Each of these individual probabilities is determined in slightly different ways, but the general ideas are similar. Some games are taken and used as training data for the machine learning algorithms. This training data allows for the determination of the constants associated with the models. Once a model is established, other games are used as a test to determine the model accuracy. The result was that the various steps achieved accuracy rates of anywhere from 60% to 90%.

Most of the specific techniques in the article will not be used in our project, as they are relatively complex and therefore difficult to adapt to our specific purpose. However, the idea of breaking down the problem into stages and connecting the stages with a flow chart seems a reasonable approach for our team.

Next Steps

The following is a sequence of steps taken in the project, which will be further detailed in the next pages of our website.

1. Collect audio from tennis matches (3 different samples were recommended) and load them into MATLAB/Python

2. Extract the exact audio from when a point begins to when it ends and plot its FFT and Spectrogram. Also extract sound from random points during the match and plot the FFT and Spectrogram. Compare the two results.

3. Apply a basic processing technique to the audio clip that could be useful for extracting a certain piece of data. Try and draw some conclusions from this to apply it to final design.
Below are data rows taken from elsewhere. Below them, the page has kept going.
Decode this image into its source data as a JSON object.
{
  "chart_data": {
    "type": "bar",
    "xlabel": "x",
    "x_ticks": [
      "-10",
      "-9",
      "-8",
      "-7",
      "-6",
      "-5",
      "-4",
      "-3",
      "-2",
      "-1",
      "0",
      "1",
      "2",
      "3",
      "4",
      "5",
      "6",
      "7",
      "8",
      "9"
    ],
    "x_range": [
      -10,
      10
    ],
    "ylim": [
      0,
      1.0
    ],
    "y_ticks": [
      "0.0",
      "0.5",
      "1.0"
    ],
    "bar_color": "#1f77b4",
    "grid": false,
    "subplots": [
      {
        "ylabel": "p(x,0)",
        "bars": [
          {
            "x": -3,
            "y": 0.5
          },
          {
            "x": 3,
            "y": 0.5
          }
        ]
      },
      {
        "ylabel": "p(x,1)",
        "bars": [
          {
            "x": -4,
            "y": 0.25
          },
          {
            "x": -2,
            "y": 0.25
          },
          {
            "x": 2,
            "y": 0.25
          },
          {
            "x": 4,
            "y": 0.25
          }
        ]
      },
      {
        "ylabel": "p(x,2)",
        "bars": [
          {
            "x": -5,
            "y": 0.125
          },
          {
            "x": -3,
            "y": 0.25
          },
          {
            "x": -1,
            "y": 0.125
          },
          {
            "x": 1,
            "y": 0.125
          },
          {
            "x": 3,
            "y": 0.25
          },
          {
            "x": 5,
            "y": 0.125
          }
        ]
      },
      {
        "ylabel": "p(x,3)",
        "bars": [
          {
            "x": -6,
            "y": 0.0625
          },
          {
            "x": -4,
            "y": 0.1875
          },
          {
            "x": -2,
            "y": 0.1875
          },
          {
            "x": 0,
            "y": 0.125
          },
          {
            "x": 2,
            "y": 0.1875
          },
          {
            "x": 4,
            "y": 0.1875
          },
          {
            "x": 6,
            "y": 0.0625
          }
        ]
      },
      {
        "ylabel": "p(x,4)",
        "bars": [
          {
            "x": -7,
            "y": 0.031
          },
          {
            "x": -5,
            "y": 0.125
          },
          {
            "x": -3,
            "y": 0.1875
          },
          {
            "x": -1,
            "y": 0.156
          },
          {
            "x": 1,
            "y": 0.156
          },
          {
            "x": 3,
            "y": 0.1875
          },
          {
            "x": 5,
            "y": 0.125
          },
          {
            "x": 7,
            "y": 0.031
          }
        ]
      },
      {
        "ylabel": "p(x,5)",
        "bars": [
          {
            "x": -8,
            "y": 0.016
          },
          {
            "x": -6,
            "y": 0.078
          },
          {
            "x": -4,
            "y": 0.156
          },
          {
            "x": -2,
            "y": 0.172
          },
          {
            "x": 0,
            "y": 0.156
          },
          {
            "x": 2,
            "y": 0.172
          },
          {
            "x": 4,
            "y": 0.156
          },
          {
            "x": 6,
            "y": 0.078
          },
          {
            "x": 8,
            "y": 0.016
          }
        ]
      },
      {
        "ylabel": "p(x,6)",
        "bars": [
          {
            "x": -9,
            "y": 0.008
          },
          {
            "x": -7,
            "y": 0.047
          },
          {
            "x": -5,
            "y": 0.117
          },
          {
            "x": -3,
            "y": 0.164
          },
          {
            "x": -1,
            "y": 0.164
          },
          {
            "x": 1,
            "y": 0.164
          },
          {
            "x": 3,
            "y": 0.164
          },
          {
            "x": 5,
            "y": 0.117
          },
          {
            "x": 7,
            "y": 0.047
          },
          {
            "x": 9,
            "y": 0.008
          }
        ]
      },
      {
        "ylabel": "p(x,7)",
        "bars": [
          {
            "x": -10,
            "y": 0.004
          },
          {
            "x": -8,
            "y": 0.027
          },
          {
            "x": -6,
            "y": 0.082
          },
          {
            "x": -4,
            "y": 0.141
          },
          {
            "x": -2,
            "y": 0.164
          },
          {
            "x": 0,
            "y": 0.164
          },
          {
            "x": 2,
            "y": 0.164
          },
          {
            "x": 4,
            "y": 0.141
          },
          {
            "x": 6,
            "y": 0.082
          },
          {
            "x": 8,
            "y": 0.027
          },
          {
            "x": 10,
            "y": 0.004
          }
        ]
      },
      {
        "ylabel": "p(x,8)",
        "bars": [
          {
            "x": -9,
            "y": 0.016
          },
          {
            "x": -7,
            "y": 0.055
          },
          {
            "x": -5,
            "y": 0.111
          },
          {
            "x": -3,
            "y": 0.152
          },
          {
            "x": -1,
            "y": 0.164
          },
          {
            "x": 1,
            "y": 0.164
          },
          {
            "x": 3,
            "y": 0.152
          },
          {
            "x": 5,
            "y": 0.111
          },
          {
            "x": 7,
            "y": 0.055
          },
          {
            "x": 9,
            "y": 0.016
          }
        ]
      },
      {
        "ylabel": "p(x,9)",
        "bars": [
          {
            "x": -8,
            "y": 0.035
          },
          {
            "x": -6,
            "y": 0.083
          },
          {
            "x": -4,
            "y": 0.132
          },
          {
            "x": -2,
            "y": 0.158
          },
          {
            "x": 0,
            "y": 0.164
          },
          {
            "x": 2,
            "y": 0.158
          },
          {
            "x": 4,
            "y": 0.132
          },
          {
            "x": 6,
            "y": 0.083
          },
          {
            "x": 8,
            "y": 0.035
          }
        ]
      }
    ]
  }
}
4. Finalize a method (or methods) for distinguishing between the sounds of the ball hitting the racquet and the player/ump/audience sounds. Also, evaluate the accuracy of this method by applying it to some game audio and manually checking the results. Further, conduct research into non-LTI systems/filters to see if they are more helpful in isolating ball hits, and attempt an implementation.

5. Write an algorithm that, given an audio signal of a game, marks out the points in the time domain where the ball is being hit and the player, umpire, or audience are making noise. This will be using the methods from step 4.

6. Explore how the points in time of the ball hit noises and player/ump/audience noises indicate the game points. More specifically, develop an algorithm which takes in the points in time of the aforementioned audio cues and outputs a guess for the points in time of the game points. The accuracy of this algorithm can be evaluated through manually checking the game points.